The girl who howled
February 04th, 2021
In Teoni Spathelfer’s debut picture book, Little Wolf (Heritage $19.95) for young readers aged 4 – 8, a girl leaves her beloved Indigenous community when her mother and sister move to Vancouver.
It’s not easy adjusting to the “concrete jungle.” Little Wolf had previously lived close to nature and was used to seeing animals wherever she went. In her new home, she particularly misses fishing with her grandfather and watching for dolphins leaping beside the boat.
At school, Little Wolf has trouble fitting in. Although her class has kids from many different cultures, no one is Heiltsuk like her. The other kids call her names and make her feel unwelcome. Little Wolf’s only defense is to howl like a wolf, which scares her classmates and makes them run away.
Gradually, Little Wolf discovers that there is wildlife in the big city too. An otter swam beside her one day as she walked on the seawall. She enjoys hearing the chickadees chirp in the big park near her house. And her mother helps her stay connected to their culture by signing them up for beading and dance classes.
With illustrations by Natassia Davies, Little Wolf combines traditional and contemporary Indigenous themes and artwork.

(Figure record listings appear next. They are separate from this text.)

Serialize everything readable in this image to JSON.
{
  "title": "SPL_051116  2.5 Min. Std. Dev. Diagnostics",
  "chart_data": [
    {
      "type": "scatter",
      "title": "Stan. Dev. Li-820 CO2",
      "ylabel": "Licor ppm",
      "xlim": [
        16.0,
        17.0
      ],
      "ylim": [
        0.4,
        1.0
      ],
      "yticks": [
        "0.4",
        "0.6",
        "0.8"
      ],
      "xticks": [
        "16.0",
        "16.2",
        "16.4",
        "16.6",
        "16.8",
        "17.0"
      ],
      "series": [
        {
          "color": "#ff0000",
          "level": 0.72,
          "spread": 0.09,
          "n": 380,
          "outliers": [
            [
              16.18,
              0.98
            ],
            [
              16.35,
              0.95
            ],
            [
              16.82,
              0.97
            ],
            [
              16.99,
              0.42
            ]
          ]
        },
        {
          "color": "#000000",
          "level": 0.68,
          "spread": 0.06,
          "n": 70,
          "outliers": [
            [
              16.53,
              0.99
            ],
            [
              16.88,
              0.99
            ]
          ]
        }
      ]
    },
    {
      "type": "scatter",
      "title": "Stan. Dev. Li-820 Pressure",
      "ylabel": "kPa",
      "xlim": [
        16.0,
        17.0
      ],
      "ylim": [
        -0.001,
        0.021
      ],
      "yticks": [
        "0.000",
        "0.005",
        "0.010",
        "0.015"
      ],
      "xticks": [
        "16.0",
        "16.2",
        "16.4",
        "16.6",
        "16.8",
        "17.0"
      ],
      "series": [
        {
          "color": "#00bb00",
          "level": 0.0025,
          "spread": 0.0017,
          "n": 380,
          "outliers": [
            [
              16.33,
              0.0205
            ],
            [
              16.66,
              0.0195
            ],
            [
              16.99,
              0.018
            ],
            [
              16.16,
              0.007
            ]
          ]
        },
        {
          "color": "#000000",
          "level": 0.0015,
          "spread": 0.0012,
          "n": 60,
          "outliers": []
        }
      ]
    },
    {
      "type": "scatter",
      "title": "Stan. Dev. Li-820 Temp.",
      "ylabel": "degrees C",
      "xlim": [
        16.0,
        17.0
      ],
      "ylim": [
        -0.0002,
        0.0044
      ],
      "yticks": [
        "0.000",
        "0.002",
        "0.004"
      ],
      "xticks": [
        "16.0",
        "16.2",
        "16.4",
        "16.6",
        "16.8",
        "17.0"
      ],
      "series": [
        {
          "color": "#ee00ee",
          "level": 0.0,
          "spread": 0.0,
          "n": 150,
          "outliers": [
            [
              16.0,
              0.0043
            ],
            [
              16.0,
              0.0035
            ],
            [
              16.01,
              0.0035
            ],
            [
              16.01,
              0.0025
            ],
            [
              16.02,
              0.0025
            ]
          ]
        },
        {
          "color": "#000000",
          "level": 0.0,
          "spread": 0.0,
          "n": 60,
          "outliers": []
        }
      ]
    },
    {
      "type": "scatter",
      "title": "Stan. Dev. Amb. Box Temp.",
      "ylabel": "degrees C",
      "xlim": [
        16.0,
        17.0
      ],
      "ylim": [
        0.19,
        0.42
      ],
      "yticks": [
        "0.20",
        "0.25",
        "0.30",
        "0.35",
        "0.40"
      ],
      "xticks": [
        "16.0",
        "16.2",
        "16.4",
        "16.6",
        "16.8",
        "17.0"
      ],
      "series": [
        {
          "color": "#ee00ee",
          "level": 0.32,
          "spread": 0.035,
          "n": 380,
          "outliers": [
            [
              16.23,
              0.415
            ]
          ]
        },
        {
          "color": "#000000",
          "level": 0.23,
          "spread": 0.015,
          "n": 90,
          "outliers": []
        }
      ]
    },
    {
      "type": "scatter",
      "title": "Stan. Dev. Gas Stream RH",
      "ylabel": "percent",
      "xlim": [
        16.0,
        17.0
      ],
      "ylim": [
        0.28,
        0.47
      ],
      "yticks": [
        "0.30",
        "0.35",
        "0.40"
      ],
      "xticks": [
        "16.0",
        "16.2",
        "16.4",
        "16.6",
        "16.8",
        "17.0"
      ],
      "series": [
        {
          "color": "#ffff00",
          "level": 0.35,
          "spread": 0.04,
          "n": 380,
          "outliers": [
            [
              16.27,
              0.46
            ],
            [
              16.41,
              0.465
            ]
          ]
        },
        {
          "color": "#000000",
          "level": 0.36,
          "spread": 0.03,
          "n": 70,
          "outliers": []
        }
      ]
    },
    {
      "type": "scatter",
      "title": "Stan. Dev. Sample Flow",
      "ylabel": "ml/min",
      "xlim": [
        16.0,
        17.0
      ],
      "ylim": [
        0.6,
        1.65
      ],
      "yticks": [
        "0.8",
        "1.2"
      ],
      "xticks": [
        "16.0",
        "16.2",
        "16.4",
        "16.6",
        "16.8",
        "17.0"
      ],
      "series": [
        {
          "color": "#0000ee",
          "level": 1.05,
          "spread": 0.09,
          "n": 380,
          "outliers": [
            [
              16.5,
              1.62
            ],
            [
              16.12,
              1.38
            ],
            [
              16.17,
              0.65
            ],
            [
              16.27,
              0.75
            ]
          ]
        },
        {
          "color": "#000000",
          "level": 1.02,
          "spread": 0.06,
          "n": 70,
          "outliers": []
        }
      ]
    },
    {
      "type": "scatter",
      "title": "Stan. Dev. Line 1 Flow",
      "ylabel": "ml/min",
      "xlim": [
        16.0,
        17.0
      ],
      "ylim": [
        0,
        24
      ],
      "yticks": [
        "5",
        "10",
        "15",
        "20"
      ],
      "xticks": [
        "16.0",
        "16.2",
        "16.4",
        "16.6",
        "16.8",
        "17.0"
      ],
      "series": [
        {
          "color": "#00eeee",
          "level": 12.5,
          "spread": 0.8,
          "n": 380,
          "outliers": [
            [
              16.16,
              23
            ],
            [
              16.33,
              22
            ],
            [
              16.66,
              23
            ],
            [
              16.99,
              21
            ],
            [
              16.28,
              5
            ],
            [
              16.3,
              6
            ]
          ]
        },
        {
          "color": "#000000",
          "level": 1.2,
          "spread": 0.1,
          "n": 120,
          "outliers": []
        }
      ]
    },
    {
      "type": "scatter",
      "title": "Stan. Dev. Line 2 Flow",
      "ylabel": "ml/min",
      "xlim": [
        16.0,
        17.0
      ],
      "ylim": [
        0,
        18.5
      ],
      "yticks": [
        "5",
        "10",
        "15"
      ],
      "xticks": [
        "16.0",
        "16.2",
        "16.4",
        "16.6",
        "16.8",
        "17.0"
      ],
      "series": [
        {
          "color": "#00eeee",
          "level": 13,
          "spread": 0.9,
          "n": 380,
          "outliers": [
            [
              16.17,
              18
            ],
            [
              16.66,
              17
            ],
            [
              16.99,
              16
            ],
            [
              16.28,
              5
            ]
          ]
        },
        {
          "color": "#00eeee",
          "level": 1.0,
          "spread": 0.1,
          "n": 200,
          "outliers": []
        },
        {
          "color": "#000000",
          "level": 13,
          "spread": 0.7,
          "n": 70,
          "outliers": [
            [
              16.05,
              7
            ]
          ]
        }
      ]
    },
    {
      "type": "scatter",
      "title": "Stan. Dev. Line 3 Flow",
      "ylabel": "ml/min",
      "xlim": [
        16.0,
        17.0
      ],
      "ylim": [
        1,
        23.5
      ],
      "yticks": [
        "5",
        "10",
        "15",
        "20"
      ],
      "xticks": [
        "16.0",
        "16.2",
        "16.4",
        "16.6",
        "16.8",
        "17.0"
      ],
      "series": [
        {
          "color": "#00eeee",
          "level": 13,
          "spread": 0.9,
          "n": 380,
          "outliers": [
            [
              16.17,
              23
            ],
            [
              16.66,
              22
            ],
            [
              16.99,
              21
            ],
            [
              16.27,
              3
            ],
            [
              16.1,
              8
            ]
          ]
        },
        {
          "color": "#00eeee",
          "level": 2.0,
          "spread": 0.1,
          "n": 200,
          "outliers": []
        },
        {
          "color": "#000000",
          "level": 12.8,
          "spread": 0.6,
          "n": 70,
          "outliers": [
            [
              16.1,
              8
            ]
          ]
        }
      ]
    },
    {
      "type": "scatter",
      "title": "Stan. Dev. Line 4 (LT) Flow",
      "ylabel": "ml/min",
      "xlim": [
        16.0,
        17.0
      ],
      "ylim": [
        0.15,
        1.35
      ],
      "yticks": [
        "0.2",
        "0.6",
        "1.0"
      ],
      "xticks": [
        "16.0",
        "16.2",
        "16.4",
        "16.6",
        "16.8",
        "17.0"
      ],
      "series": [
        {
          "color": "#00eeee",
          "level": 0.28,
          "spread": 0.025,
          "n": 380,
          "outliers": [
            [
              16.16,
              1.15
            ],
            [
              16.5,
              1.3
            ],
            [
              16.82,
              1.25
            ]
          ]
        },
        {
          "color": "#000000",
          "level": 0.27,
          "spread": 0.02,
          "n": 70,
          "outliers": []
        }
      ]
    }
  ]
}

Teoni Spathelfer is a hereditary member of the Heiltsuk Nation. Since childhood she has loved immersing herself in her own culture and learning about other cultures around the world. Spathelfer has worked as a publicist, radio journalist, host and producer; and an arts and music writer. Her documentary Teoni’s Dream, informed by her mother’s residential school experience, was aired nationwide on CBC Radio. She divides her time between Ontario and B.C.
Natassia Davies is a Victoria-based artist and graphic designer, and is of Coast Salish ancestry from WSANEC territory. She has collaborated on multiple large-scale Indigenous murals that can be found throughout Sooke and Victoria’s harbour.